Futbolda öyle düşünürsen nerelerden nerelere bakman lazım. Şimdi biz görevimizi yaptık, lige çıkardık. Yeni statta da oynadım. Ben de ilkleri yaşadım. Buna şükrediyorum. Konya ve Konyaspor, bana çok şey verdi. Ziraat Türkiye Kupası’nı aldılar, Süper Kupa’yı aldılar, UEFA Avrupa Ligi’ne gittiler. Her maçı da izledim. O statta UEFA Kupası maçı oynanırken çok değişik hissettim. Çünkü düşmeye aday takım gözüyle bakılıyordu. Sonra orada Avrupa maçı oynandığını görünce değişik oluyorsun. Selim oynuyor, Ömer Ali oynuyor. Ali ağabeyi görüyorsun. Çoğu kişi kıskanıyordur. ‘Keşke ben de orada olsam’ dersin. Ama o takım şampiyon oldu, orada oynamayı o takım hak etti. Şampiyon olanı takımdan çıkar, ‘Daha önce takımı ben çıkardım’ de. Öyle bir şey yok. Ama ‘Keşke ben de oynasaydım’ diyorum. Şimdi bile büyük takımları çıkarttığında tüm takımlardan teklif gelsin. Kimi seçersin? diye sorarsan; Ben birinci sıraya Konyaspor’u yazarım. Bildiğim ve sevdiğim bir kulüp.
İleride teknik direktör olmak istiyor musun? Birçok iyi teknik direktörle de çalıştın. İlla bir şeyler almışsındır.
Futbolculuk yaşantısını biliyorsunuz. Futbolcuyken güzel. Ama teknik direktörken bilemiyorum. Yine aynı hayatı yaşıyorsunuz aslında. Daha çok diken üstündesiniz. Futbolcuyken düzen kuramıyorsun Her sene, belki her altı ayda bir şehir değiştiriyorsun. Ben aslında futboldan sonra düzenimi kurayım düşüncesindeyim. Belli olmaz tabi. İyi bir hocanın yanına gidersin, seni yardımcı olarak ister. Hayır diyemezsin ve gidersin. Hocalık olabilir. Ama menajerlik hiç kafamda yok. Onu hayatta yapmam.

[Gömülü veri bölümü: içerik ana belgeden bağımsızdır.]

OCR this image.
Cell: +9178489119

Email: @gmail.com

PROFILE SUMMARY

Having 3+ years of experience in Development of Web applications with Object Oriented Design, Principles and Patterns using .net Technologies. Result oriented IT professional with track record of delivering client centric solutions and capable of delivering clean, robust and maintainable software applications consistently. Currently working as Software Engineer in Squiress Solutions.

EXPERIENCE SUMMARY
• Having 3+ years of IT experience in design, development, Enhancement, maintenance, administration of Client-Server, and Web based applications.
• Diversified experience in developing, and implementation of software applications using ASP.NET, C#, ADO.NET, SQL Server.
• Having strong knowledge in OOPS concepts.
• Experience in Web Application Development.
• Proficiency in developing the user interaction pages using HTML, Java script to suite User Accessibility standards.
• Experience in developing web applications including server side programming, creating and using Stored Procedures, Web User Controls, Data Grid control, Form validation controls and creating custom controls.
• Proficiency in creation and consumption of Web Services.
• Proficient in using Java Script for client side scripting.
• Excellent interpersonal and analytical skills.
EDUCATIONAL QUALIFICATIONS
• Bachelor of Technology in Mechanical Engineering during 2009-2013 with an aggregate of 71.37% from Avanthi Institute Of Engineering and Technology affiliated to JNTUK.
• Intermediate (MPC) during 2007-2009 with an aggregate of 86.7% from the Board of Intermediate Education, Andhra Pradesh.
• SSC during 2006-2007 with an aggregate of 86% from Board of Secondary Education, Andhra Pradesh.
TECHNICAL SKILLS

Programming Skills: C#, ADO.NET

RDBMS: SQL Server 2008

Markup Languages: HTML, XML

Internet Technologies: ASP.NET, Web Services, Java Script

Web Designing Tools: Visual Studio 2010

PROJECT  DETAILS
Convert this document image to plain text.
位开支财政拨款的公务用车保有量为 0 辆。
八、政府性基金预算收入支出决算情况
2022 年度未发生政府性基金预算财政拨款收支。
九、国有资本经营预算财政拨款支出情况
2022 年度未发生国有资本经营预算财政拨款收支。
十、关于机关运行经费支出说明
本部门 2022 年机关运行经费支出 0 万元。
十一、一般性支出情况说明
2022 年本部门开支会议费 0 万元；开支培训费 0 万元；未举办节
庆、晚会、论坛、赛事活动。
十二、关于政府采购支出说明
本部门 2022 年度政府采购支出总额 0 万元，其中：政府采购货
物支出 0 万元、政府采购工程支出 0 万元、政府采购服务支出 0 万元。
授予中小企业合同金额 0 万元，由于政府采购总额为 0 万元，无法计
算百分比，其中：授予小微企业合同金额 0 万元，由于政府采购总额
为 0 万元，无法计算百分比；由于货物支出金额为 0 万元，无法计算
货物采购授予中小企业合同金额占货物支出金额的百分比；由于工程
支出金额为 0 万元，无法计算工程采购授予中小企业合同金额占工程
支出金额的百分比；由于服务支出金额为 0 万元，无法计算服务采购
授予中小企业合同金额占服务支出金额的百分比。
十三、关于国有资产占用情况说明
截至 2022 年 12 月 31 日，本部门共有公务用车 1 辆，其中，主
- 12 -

Konya’da en çok neyi özledin?
Yemek falan çok klişe şeyler. Selim, ben ve Recep, Konya’da Bosna Hersek Mahallesi’nde ve otogar taraflarında eve çıkmıştık. Oradaki ortamı ben gerçekten çok özledim. Sabah kalkıp, Selim ve Recep ile kahvaltıya yapmayı, oradan idmana gitmeyi ve idmandan sonra akşam yemeğine gitmeyi özledim.

Konyaspor’da kalsaydın daha iyi yerlerde olabilirdin. Konyaspor’a bir kırgınlığın var mı?
Bir kırgınlık yok. Çünkü o dönem ben ayrılmak istedim. Bu da oynamamla alakalıydı. Hem oynamıyordum hem de gençliğin verdiği bir şeydi. Ama asıl şey, Konyaspor’un bana iyi bir kontrat önermemesiydi. Bu kırgınlıkla alakalı bir şey değil. Ben güzelce söyledim, onlar da kabul etti. Benim zaten bonservis de kazandırmam ahde vefa gibi oldu. Ayrılabileceğim en güzel şekilde ayrıldım.